Hacker News new | ask | show | jobs
by Rygian 1349 days ago
This is almost identical to a problem I'm trying to solve, which is to turn a potato-quality picture of a sheet of paper into a clean scan, turning whatever levels of gray conform the paper background become a uniform #ffffff white. The obvious solutions (equalizing, converting to bitmap, …) don't work because what's white in the top left (say #ccc) is wildly different from what's white in the bottom right (say #888), and the shift is non-uniform due to potato-quality lighting.

Glad I caught this post, I hope the solution can contribute to my problem (although I do not have a way to obtain a fixed ground truth — lighting will change for each picture.)

5 comments

Sounds like local contrast adjustment. There are several different ways of solving it, here's a couple that look like they work pretty well:

https://stackoverflow.com/questions/63251089/how-to-do-a-loc...

https://stackoverflow.com/questions/65666507/local-contrast-...

One possible preprocessing step could be to do a high pass filter on it, if the shadows vary slowly over the image.

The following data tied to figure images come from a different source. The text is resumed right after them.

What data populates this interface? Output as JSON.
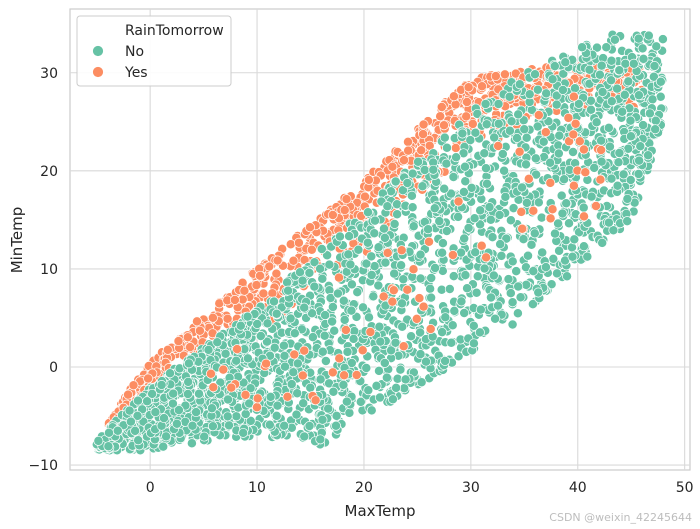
{
  "chart_data": {
    "type": "scatter",
    "title": "",
    "xlabel": "MaxTemp",
    "ylabel": "MinTemp",
    "xlim": [
      -7.5,
      50.5
    ],
    "ylim": [
      -10.5,
      36.5
    ],
    "xticks": [
      0,
      10,
      20,
      30,
      40,
      50
    ],
    "yticks": [
      -10,
      0,
      10,
      20,
      30
    ],
    "grid": true,
    "legend": {
      "title": "RainTomorrow",
      "placement": "top-left",
      "entries": [
        {
          "label": "No",
          "color": "#66c2a5"
        },
        {
          "label": "Yes",
          "color": "#fc8d62"
        }
      ]
    },
    "series": [
      {
        "name": "No",
        "color": "#66c2a5",
        "description": "dense band of points",
        "envelope_upper": [
          [
            -5,
            -7.5
          ],
          [
            0,
            -2
          ],
          [
            10,
            6
          ],
          [
            20,
            16
          ],
          [
            30,
            26
          ],
          [
            35,
            30
          ],
          [
            43,
            34
          ]
        ],
        "envelope_lower": [
          [
            -1,
            -8.5
          ],
          [
            10,
            -7
          ],
          [
            16,
            -8
          ],
          [
            25,
            -2
          ],
          [
            35,
            5
          ],
          [
            45,
            15
          ],
          [
            48,
            25
          ]
        ],
        "x_range": [
          -5,
          48
        ],
        "y_range": [
          -8.5,
          34
        ]
      },
      {
        "name": "Yes",
        "color": "#fc8d62",
        "description": "points concentrated along the upper-left edge of the band (MinTemp close to MaxTemp)",
        "envelope_upper": [
          [
            -4,
            -5.5
          ],
          [
            0,
            0.5
          ],
          [
            10,
            10
          ],
          [
            20,
            19
          ],
          [
            30,
            29.5
          ],
          [
            40,
            31
          ]
        ],
        "envelope_lower": [
          [
            -3,
            -7
          ],
          [
            10,
            3
          ],
          [
            20,
            11
          ],
          [
            30,
            22
          ],
          [
            40,
            26
          ]
        ],
        "x_range": [
          -4,
          46
        ],
        "y_range": [
          -7,
          31.5
        ]
      }
    ]
  },
  "watermark": "CSDN @weixin_42245644"
}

There are also more specialized techniques specifically for removing shadows from documents, like these:

http://civc.ucsb.edu/graphics/Papers/ACCV2016_DocShadow/

https://faculty.iiit.ac.in/~vgandhi/papers/shadow_removal_ca...

I also found this, an image editor based approach if you just want to do a few images manually:

https://janithl.github.io/2021/12/remove-shadows-and-uneven-...

Thanks! These pointers will be very helpful.
If your content is black and white, just use a local contrast filter and then threshold it. It's easy to do, but it does result in monochrome so you lose antialiasing. If you're at 300+ dpi though that doesn't usually matter. This is commonly done with PDF scans where monochrome output is desired for high compression. Easy to do with ImageMagick.

If you want to preserve aliasing and also color generally, I'm sadly not aware of any open source solution for that. Various scanner apps seem to do it with varying degrees of success; I'd be curious if there's a standard algorithm for it. It feels related to the de-curving algorithms that take a book page and make it flat. So you'd be modeling both the page curvature and black/white values simultaneously. Seems possible for general lighting/shadow, but wouldn't work for reflectivity from camera flash.

Just so you know, there are many scanner apps which solve this problem already, not sure how many of them are open source though.
A common alternative solution in this case would be to use an adaptive thresholding technique such as Otsu’s method.
Otsu's method finds a single threshold value in an adaptive way. This can't solve a scanned document thresholding problem.

btw: The iOS Notes app has quite a capable document scanning tool. It's cleverly hidden though.

I'm pretty happy with the scanning feature of Evernote, and I think there are some other nice apps in the Android app store, but my goal is to have a solution that is not captive (either to a specific vendor or to a SaaS solution).
Thanks, I was not aware of Otsu's method.

From the Wikipedia article, "Otsu's method performs badly in case of heavy noise, small objects size, inhomogeneous lighting and larger intra-class than inter-class variance." (Emphasis mine.)

Right now my solution is at the stage of local thresholds with a configurable block size.

Thanks to your pointer, I know now that my next steps will be to review the Niblack or the Bernsen algorithms. (Or just integrate ImageJ.)